Israel-Palestine war: Israel bombs Gaza hospital killing at least 500
Photos and videos from the al-Ahli Arab Hospital in Gaza City showed fire engulfing the facility's halls, shattered glass and body parts strewn acros the hospital's grounds.
At the time of Tuesday's devastating strike, the Anglican-run hospital was providing treatment and shelter to hundreds of Palestinians wounded and displaced by Israel's 11-day war on the besieged enclave.
Photos and videos obtained by Middle East Eye showed paramedics and residents rushing to tend to the wounded, with scores of children among the casualties. Around them in the grass were blankets, school backpacks and other belongings.
The Palestinian Health Ministry said on its Telegram channel the hospital had received threats from Israel to either clear out or be bombed.
At a press conference later on Tuesday, the ministry said that the hospital was given assurances by the Church of England that it was safe to continue operations. MEE reached out to the Church of England for comment but did not receive a response by time of publication.
Several hospitals in Gaza City have become refuge for people hoping they would be spared from the bombardment after Israel ordered all residents of the city and surrounding areas to move to southern Gaza.
Last week, the Israeli army told several hospitals they had only a few hours to evacuate, warning that if they did not comply they would be bombed.
Doctors Without Borders (MSF), who has repeatedly condemned such warning notices, said it was "horrified" by Tuesday's strike, calling it a "massacre."
"Nothing justifies this shocking attack on a hospital and its many patients and health workers, as well as the people who sought shelter there.
"Hospitals are not a target. This bloodshed must stop. Enough is enough."
The attack was condemned by Egypt, Jordan, Saudi Arabia, the United Arab Emirates, Lebanon's Hezbollah, Italy, Spain, France, among others.
Canadian Prime Minister Justin Trudeau called it "horrific and absolutely unacceptable".
Turkish President Recep Tayyip Erdogan said hitting a hospital shows the attacker is "devoid of the most basic human values".
Meanwhile, Palestinian-American Congresswoman Rashida Tlaib criticised US President Joe Biden, saying he was also responsible for the deaths of "doctors, children, patients."
"[Biden], this is what happens when you refuse to facilitate a ceasefire and help de-escalate. Your war and destruction only approach has opened my eyes and many Palestinian Americans and Muslim Americans like me. We will remember where you stood," she said.
The Israeli military denied involvement in the blast, saying the explosion caused by misfired Palestinian rocket.
However, Hamas Spokesman Osama Hamdan dismissed the claims, highlighting the severity of the air destruction.
"Everyone knows what Hamas rockets are doing in Israel, in places like Ashkelon and Tel Aviv. There is no destruction like this," Hamdan told Al Jazeera.
"So if someone wants to claim that this is a Palestinian rocket [attack] show us other places where there is destruction like this."
Israel began bombing Gaza on 7 October when Palestinian fighters launched a surprise assault on Israel, which killed more than 1,400 people, according to Israeli officials.
Retaliatory Israeli air strikes have killed more than 3,500 people in 12 days, including more than 1,000 children and 1,000 women. Around one million have been displaced and forced to take shelter in hospitals and schools.
'When will the world stand up for Gaza?'
Mahmoud Bassal, the civil defence spokesperson in Gaza, said the "massacre" left the hospital's floor "covered in dead bodies", with first responders struggling to cope with the high number of wounded.

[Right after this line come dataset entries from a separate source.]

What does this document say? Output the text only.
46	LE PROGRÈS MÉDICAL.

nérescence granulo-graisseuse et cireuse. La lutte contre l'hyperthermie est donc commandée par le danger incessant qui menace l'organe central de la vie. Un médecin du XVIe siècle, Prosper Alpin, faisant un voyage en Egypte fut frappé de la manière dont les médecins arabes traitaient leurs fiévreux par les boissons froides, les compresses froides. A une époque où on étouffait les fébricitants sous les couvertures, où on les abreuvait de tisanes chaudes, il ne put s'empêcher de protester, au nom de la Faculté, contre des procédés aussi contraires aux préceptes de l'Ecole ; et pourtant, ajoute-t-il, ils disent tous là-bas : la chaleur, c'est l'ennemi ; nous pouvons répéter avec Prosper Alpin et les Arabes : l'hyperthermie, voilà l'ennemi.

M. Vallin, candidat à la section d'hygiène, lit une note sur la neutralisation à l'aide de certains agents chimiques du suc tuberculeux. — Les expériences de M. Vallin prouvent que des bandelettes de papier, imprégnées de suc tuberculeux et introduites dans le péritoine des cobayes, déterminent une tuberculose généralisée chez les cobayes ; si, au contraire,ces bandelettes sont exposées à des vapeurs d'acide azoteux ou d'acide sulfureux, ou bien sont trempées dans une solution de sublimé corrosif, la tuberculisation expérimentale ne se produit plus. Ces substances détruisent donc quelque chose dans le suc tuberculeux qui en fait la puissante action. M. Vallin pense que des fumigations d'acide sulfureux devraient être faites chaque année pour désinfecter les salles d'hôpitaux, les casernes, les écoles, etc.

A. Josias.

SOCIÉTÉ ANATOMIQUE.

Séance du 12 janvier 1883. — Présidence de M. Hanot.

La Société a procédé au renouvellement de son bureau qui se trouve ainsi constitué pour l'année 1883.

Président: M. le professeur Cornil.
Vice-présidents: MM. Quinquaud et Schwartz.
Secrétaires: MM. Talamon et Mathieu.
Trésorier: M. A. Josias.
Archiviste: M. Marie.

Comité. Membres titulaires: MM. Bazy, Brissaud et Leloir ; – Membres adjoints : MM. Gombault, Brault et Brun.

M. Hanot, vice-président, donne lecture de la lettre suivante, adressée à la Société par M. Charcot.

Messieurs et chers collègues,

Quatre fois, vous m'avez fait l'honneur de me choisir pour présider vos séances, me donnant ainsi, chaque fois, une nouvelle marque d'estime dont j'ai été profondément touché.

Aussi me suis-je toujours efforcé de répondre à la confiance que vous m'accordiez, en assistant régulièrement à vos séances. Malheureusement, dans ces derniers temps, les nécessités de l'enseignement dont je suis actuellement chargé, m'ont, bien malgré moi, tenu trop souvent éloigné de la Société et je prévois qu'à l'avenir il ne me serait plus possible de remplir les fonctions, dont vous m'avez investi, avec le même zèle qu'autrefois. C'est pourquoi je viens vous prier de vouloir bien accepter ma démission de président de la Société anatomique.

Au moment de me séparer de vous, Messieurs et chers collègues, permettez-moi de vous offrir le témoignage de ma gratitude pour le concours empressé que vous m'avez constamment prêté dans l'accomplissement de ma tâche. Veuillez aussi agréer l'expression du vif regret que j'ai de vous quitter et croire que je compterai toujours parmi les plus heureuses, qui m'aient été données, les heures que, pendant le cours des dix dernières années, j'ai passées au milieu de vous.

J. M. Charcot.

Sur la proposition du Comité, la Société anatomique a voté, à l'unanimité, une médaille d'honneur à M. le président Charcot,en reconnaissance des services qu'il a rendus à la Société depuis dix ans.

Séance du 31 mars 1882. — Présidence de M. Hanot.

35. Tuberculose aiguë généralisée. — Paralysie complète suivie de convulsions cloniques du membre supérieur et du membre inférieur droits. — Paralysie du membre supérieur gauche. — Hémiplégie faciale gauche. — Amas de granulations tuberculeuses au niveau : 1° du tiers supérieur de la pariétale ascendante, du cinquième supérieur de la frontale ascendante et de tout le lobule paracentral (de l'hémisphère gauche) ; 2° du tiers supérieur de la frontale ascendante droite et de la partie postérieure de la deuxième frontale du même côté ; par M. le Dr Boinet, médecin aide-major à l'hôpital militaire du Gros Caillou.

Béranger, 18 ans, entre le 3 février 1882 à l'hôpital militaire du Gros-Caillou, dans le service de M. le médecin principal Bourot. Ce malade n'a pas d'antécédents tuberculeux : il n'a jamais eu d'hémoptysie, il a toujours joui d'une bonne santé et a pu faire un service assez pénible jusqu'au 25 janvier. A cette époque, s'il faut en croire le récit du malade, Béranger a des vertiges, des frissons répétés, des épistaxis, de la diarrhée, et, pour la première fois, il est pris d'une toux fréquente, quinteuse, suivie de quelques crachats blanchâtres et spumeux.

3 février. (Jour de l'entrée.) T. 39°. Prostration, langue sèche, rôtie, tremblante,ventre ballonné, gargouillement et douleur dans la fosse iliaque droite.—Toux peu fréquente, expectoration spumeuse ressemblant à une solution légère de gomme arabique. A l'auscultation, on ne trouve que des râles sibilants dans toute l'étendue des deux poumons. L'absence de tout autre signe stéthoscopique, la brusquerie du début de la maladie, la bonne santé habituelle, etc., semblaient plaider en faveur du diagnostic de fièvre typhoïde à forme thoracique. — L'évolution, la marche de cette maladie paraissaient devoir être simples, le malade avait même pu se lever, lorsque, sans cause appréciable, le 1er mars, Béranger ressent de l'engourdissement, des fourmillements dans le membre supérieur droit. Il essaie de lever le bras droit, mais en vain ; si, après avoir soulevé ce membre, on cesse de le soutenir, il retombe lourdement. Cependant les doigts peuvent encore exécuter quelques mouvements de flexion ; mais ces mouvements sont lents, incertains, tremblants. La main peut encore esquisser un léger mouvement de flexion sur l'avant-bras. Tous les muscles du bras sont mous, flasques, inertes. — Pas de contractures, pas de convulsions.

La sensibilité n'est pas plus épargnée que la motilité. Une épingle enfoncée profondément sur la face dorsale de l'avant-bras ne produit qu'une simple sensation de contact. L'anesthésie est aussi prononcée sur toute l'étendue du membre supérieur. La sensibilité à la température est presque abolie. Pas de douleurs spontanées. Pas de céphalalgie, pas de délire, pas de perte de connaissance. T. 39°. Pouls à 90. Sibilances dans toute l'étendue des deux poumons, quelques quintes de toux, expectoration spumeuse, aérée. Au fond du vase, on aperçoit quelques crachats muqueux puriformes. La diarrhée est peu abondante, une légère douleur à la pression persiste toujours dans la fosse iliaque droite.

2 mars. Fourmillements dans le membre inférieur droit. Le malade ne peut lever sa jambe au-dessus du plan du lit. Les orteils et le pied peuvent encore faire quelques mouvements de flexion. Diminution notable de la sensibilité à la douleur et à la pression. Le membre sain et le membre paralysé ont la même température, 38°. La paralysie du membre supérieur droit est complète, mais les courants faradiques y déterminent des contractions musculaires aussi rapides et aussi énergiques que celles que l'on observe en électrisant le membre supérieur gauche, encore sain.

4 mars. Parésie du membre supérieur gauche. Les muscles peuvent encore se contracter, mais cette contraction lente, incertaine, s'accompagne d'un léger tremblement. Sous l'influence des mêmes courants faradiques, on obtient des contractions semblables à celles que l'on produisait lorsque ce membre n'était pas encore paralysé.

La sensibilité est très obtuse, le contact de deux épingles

"It is a pogrom. It is unprecedented throughout the history of the Israeli-Palestinian conflict," Bassal said.
"Gaza is now a big cemetery, what is happening is madness, what happened in Deir Yassin is happening now but worse. Children's limbs are scattered on the ground. When will the world stand up for Gaza?"
Ashraf al-Qudra, the spokesperson of Gaza's health ministry, said hundreds of wounded people remained scattered across the floor outside the hospital.
He added that electricity at Al-Shifa Hospital, where survivors of the bombing were being taken, has run out.
As the extent of the hospital attack began to emerge, calls for confrontations and shootings at Israeli posts spread across the West Bank.
Later, protests flared in various Palestinian cities, as well as in Jordan's capital Amman, against the air strike.
Forces from the Palestinian Authority (PA) used live fire to disperse protesters in Jenin, Ramallah, Bethlehem, Tubas, and other areas.
Meanwhile, shots were fired at illegal Israeli settlements and military checkpoints in Jerusalem, Jenin, and Nablus.
Hussein al-Sheikh, the deputy to the PA President Mahmoud Abbas, echoed Hamas' condemnation. The Ramallah-based administration declared three days of mourning, while its forces continued to disperse protesters across the West Bank.